Malunguinho: It is sad that we have to spend energy on this. It is absurd in an age with so much knowledge we still have to discuss the dismissal of a proposal like that. We should be fighting for rights and time and time again we are obligated to give steps back in order to stop proposals like that to protect our right to live.

Blade: And this proposal was created against the opinion of the Counsels of Psychology Professionals in our country …

Malunguinho: Every proposal created in these spheres to diminish people’s humanities come from a dark place of individuality based only on opinion and misinformation. It is mediocre.

Blade: In parallel with the Supreme Court voting on the criminalization of homophobia, evangelicals in Congress are preparing an amendment that seeks to criminalize homophobia, but would also allow churches to talk about it in a “critical tone” under the guise of religious freedom.
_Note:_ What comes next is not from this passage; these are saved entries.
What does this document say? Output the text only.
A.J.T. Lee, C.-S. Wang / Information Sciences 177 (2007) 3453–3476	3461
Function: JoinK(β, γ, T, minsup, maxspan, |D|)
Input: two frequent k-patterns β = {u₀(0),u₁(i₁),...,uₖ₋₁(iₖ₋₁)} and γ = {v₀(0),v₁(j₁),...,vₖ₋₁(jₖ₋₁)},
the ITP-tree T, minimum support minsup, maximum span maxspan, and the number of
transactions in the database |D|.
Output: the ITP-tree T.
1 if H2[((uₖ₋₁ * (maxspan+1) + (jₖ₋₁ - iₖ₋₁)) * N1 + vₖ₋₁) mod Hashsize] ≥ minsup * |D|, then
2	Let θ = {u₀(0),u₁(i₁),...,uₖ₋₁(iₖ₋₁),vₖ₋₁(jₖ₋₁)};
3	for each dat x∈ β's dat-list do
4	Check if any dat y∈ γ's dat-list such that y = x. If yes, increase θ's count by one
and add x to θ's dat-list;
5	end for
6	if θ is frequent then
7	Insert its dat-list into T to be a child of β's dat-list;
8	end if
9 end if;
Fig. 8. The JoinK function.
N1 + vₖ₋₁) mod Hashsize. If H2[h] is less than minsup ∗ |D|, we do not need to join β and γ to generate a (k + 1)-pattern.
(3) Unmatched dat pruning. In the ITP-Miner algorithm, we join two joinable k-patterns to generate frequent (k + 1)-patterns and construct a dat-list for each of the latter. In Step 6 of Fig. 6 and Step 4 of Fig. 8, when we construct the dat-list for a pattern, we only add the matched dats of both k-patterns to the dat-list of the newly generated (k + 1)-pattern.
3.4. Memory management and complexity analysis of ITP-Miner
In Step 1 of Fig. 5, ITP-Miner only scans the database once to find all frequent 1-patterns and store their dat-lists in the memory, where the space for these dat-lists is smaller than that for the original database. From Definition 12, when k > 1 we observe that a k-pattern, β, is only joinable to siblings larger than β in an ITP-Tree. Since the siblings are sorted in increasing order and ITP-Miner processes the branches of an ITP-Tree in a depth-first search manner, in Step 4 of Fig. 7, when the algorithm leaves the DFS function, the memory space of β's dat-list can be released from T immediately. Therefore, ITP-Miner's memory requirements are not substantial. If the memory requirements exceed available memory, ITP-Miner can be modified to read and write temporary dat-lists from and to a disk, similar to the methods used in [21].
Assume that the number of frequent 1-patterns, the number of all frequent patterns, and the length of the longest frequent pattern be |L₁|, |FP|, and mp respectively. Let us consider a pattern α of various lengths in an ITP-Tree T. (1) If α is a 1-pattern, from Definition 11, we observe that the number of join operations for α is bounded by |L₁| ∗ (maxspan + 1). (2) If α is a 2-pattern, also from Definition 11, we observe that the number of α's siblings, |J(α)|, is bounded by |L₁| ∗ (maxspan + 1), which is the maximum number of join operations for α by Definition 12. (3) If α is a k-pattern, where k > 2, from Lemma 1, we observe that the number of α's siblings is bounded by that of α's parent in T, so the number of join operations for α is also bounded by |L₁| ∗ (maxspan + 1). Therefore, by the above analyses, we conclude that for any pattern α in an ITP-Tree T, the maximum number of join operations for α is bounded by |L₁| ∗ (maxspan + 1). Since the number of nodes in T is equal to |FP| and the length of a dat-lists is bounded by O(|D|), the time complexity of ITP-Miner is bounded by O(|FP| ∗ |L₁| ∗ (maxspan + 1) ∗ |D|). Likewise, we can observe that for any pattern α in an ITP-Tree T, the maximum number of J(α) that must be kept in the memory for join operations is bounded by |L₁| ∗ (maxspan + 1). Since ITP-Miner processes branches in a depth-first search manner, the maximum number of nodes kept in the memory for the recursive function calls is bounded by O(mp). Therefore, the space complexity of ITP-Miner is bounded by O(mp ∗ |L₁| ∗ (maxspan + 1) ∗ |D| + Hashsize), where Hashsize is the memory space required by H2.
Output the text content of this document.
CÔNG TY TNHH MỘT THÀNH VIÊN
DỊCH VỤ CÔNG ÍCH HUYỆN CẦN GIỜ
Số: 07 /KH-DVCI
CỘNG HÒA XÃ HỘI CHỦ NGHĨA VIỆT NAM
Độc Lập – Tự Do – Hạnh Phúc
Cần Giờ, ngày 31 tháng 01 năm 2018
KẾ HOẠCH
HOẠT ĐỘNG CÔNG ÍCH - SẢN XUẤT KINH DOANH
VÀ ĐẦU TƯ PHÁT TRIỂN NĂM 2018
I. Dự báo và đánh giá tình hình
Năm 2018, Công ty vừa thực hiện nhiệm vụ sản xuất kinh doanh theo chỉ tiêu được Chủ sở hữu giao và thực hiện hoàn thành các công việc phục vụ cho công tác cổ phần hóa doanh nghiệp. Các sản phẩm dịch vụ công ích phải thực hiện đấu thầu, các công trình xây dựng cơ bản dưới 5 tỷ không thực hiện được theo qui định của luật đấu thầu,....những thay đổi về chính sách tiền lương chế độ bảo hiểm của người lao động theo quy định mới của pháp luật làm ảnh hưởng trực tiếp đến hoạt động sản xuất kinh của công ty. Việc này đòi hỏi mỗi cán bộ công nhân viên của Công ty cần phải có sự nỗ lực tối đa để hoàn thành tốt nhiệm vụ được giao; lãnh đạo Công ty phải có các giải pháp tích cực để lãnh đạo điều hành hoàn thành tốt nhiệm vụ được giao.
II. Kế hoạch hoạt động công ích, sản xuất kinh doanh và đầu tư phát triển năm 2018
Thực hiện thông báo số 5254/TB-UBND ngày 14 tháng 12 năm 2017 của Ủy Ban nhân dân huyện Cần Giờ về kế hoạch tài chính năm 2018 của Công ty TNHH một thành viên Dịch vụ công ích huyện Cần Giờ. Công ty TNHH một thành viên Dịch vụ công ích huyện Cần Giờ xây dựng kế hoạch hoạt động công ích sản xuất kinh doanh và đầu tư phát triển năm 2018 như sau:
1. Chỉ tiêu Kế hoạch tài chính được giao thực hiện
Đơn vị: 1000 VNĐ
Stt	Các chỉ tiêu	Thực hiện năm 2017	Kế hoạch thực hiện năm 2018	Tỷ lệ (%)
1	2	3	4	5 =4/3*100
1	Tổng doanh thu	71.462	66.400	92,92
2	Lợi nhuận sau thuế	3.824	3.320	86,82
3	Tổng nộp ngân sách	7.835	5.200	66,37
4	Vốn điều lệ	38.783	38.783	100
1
Malunguinho: Our constitution says that we live in a secular state. There’s not a singular reason for religious groups to organize themselves within our policies and advocate against or for any religious group. Those groups shouldn’t have the right to talk about LGBT issues and lives in a critical tone that comes based on their religion and a complete lack of love. What is this critical tone of them? I can have a critical tone about the LGBT community, but not in a sense of robbing its individual freedoms. Again, it comes from a lack of information and from the noncompliance of civilizational pacts. There is no sense in their trying to go above our constitution. You don’t have to be afraid of using a critical tone if you are not using it to discriminate and incite hate.

São Paulo Congresswoman Érica Malunguinho speaks at the 2018 International LGBTQ Leader Conference in D.C. on Dec. 7, 2018. (Washington Blade photo by Michael Key)

São Paulo Congresswoman Érica Malunguinho speaks at the 2018 International LGBTQ Leader Conference in D.C. on Dec. 7, 2018. (Washington Blade photo by Michael Key)

Blade: In more than one occasion you talk about a “constant negotiation of belonging”. What does that mean?

Malunguinho: There is a central point that structures our society and conducts it and determines what is normative. White, heterosexual, cisgender men are a part of that center. Everyone who is outside of that norm are in a constant negotiation of a sense of belonging. Obviously, that happens differently for the people outside the center. If you are a white cisgender woman you have to negotiate being a woman within the patriarchy; if you are a black man or woman your negotiation is different and so on and so on until you get to a black transgender woman. That is what that constant negotiation of belonging means. We live in a society organized by that center and it conducts itself to the exclusion of the “other”. People outside that organizational norm need to constantly negotiate their lives, their right to work, their beauty, their love. Our existence is not given naturally just by the fact that you are breathing. I am the first transgender woman elected. I negotiate my belonging constantly by being that.

Blade: What is your evaluation of these first few months of President Jair Bolsonaro?

Malunguinho: I feel a profound shame and indignation. I have a true difficulty in believing that we have to hear a nation’s chief with that kind of reasoning and tract. I won’t even talk about him in a political or institutional sphere because he has no proposals for Brazil. This absence of political proposals for the country is completely linked to a lack of insight and intellectual knowledge that leads to his constant exclusion practices. He is nothing but an empty and perverse being.